哲学者の木田元によれば、人は本当に好きなコトが見つかるまでは待つが良い、好きでなければモノにならぬ、という。

ものになった例として、木田元先生の教え子で、大学の哲学科を卒業してから、輪島塗の塗師になった人が居ると、「哲学は人生の役に立つか』(PHP新書)に書いてあったが、それが、なんと僕の好きな赤木明登のことのようである。

木田元

木田元

 

赤木明登には、「美しいこと」(新潮社)と言う装丁も美しい素敵な著書があり、折に触れ再読しているのだが、職人にしては、ずいぶん哲学的な思考をする人だなあと思って読んでいたが、納得である。

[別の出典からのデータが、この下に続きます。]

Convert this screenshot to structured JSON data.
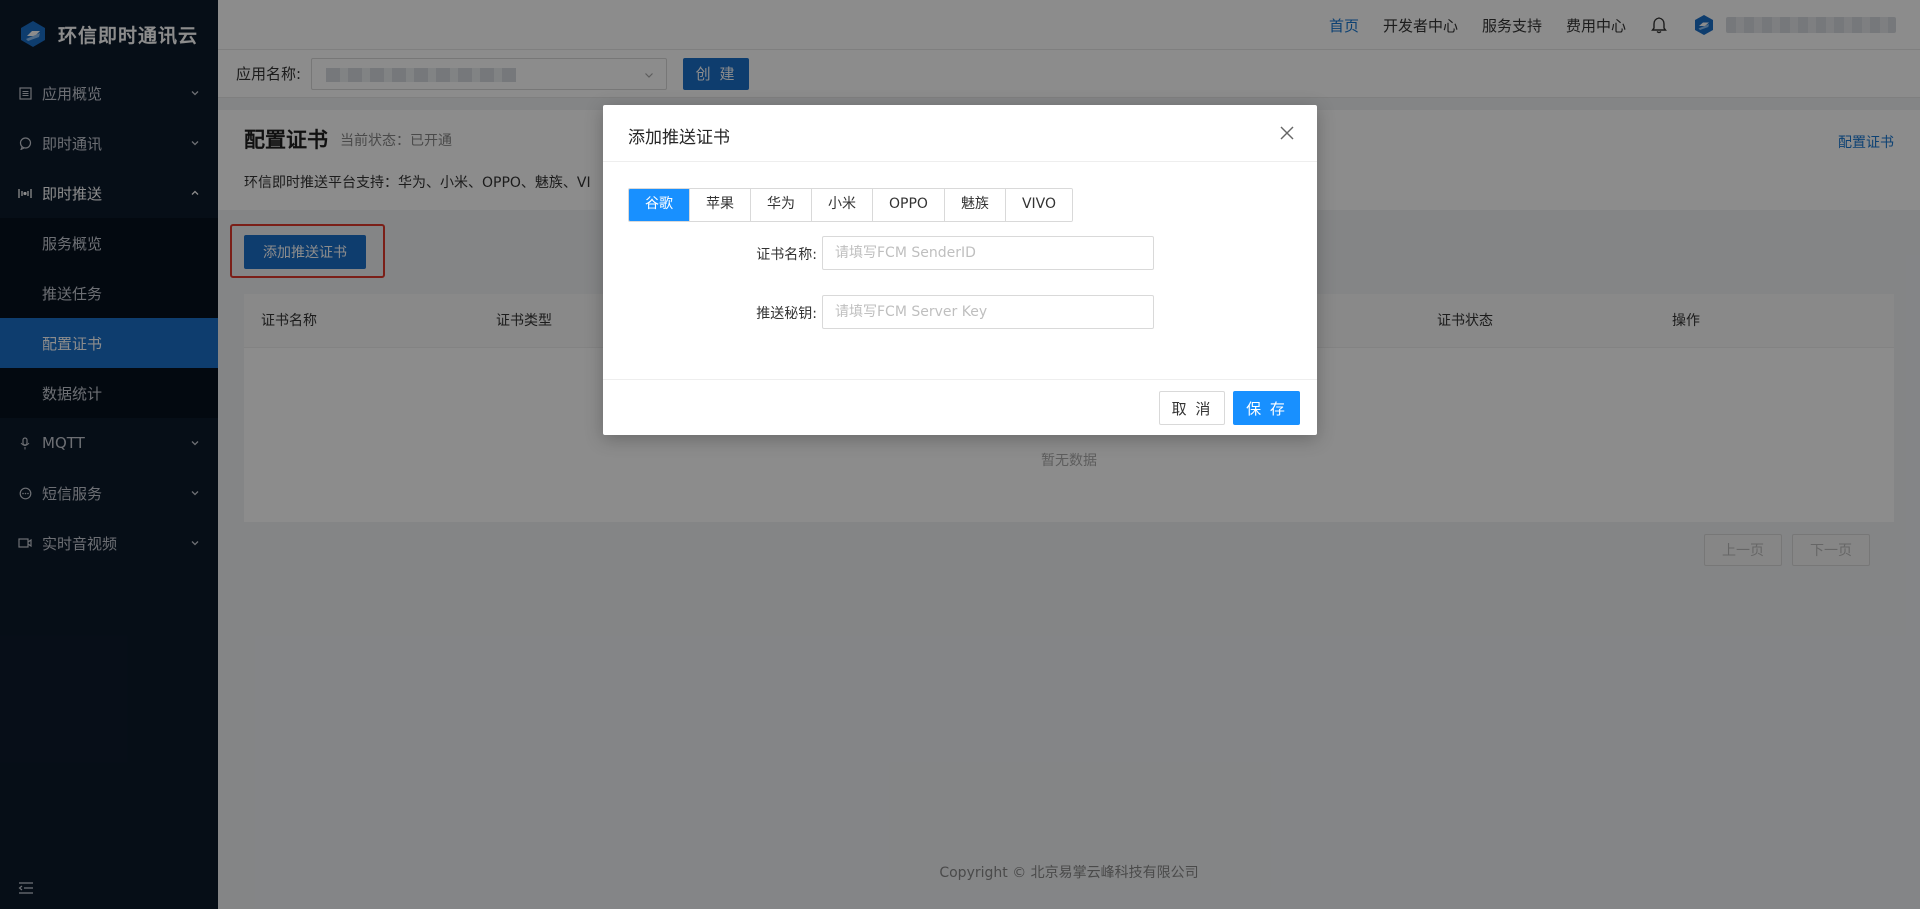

内容は「モノ」の本であるが、タイトルは「こと」となっているのも、それらしい。

赤木明登:美しいこと

木田元によれば、待つと言っても、ただボーと遊んでいては駄目で、見つけたいものが何であるかと飢えた獣のように、悶え苦しんで待たねばならないのだそうだが、僕は呑気に遊んで待っていたから、見つかるまでに、徒に時間がかかったのだろう。

あのころは「美しさ」なんて、女の子以外には、興味もなかったし、求めてもいなかった。

今思えば、僕のモラトリアムは、能天気な分、お気楽な人生を送っていたように思う。

その分、その後、いやというほど人生の苦しみを味わうことになるのだが。

だから、お気楽に遊べるときには、遊ぶが良い、というのが僕の人生観であり、息子もその様に育ててきたし(バイトをする暇があるなら遊びなさい。小遣いのためなら、小遣いはやるから、バイトはするな、というようなデタラメというか、つまりは全くの親の責任放棄で。)、今でも、常々その様に生きるように薦めている。

放っておいても、時期が来れば没頭すると思うからだ。

息子は、丁度今がその時期のようで、親としては喜ばしく頼もしくも,相変わらず無責任に唯、見ているだけなのである。

追記:僕の買った国産車は2台でした。先に書いた、三菱ジープが最初でフェアレディは2台目でした。大変失礼しました。